Naturally, Fleming’s real life women were always at one with danger. In the book, The Life of Ian Fleming, author John Pearson recounts a story told by one of Fleming’s Kitzbühel ski pals, the British writer and publisher Ralph Arnold: “Ian was always contriving situations, and then making life fit into them. He’d suggest hiring a car and taking a couple of girls off somewhere for the day on a trip and he’d invent a plot for us. We were being pursued down the mountain road by a carload of dangerous international agents and we would finally destroy them because it turned out that we had a gun concealed in the exhaust pipe of our car.”

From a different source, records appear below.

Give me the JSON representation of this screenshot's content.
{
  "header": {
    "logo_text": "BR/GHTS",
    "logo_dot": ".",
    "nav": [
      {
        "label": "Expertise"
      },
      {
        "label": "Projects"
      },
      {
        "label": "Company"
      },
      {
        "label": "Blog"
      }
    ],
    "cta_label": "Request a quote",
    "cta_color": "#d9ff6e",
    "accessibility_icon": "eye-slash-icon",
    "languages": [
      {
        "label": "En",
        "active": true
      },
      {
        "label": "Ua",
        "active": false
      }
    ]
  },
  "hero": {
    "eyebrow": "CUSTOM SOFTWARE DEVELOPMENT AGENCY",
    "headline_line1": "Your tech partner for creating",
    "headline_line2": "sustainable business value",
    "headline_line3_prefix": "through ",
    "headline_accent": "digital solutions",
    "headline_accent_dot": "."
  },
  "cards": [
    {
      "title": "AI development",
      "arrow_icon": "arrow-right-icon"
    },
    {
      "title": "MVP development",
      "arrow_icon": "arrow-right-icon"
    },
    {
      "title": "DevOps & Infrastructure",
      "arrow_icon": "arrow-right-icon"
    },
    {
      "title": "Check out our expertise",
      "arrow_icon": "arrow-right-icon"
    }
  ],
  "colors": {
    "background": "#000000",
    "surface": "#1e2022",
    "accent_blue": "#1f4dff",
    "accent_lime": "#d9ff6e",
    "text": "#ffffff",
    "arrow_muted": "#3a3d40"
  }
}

But it didn’t stop with schoolboy shenanigans. As the specter of war began to loom over Europe, the dangerous international agents lurking around Kitzbühel in Fleming’s fantasies began to materialize in real life. Nazi spies and their British counterparts often crossed paths on and off the slopes of Kitzbühel in the years preceding World War II. One of these spies was Conrad O’Brien-ffrench, a British Secret Service agent, code name Agent Z3. O’Brien-ffrench ran a travel agency called Tyrolese Tours as a front for his clandestine activities. He also just happened to be one of Fleming’s skiing and drinking pals in Kitz. O’Brien-ffrench
is believed to be one of the key inspirations for James Bond, and an early role model for the author’s own career as an intelligence officer during WWII.

Flash forward to 2015. After a night at the casino and a day at the races on Kitzbühel’s sunny slopes, the James Bond ski pilgrims meet up for the highlight of the weekend—Thunderball, a black-tie soirée that traditionally takes place amidst the Tyrolean Alps—how Bond-esque. The location of this year’s Thunderball happens to be Hotel Tennerhof. Remember it?

Amid the splendor of the Tennerhof—carved wood ceilings, antique furnishings, walls covered with antlers and assorted 19th-century hunting palace chic—a rag-tag assortment of Austro-German nobles, financiers, doctors, ex-ski racers, ski instructors, and 007 fans are mingling. They clink champagne glasses and joyfully hoist crystal ski trophies captured in the name of Fleming and Bond.

In the center of the room stand a pair of elegantly dressed ladies. One is Fleming’s niece, Kate Grimond, the other is Corinne Turner, the managing director for a mere 27 years of Ian Fleming Publications, the author’s literary gatekeeper. Both have come to the Ian Fleming Challenge for the first time, and both want to ensure the memory of Fleming is treated with respect.

“The fact that so many people want to get together to celebrate Ian and his link to Kitzbühel is wonderful,” Turner exclaims. “It’s just really good fun, and that’s what it should be—that’s everything that Ian was about. He said you should never say ‘no’ to adventure. I’m sure if he’s seeing this somewhere now, he’s got a big smile on his face and is wishing he was here.”

“He would be amazed that nearly a hundred years on, from when he was in Kitzbühel, that he was being honored in this way,” adds Grimond. “He would have been astonished that he created this character James Bond, who’s gone on for years, and years, and years—and he’d be amazed at its global reach. I think he’d be thrilled that he’d given so much pleasure to so many.”

As the late-night snowcats groom the star-lit slopes of the Kitzbühelerhorn just above the Tennerhof, the last of the party’s elegant dancers make their way back to their rooms. Another Thunderball is in the books. A small army of waiters are busy bussing an endless parade of trays covered in empty martini glasses—yes, the martinis were shaken, not stirred.

One of the organizers, Michael “Gugu” Tyszkiewicz, a tall man with a noble Roman nose and smooth-fitting tux, lifts a large portrait of Ian Fleming off the wall. The photo depicts the late author elegantly smoking a cigarette. It has a distinct otherworldly vibe: half of Fleming’s face is covered by a veil of cigarette smoke; the other half portrays a piercing look of confidence only the man who created the world’s sexiest, deadliest secret agent could cast.

It’s been a half century since Ian Fleming passed, and almost double that since the 007 author first set foot in the medieval ski town of Kitzbühel. Yet in this part of the world, it’s clear the man who once wrote that “you only live twice,” actually lives on.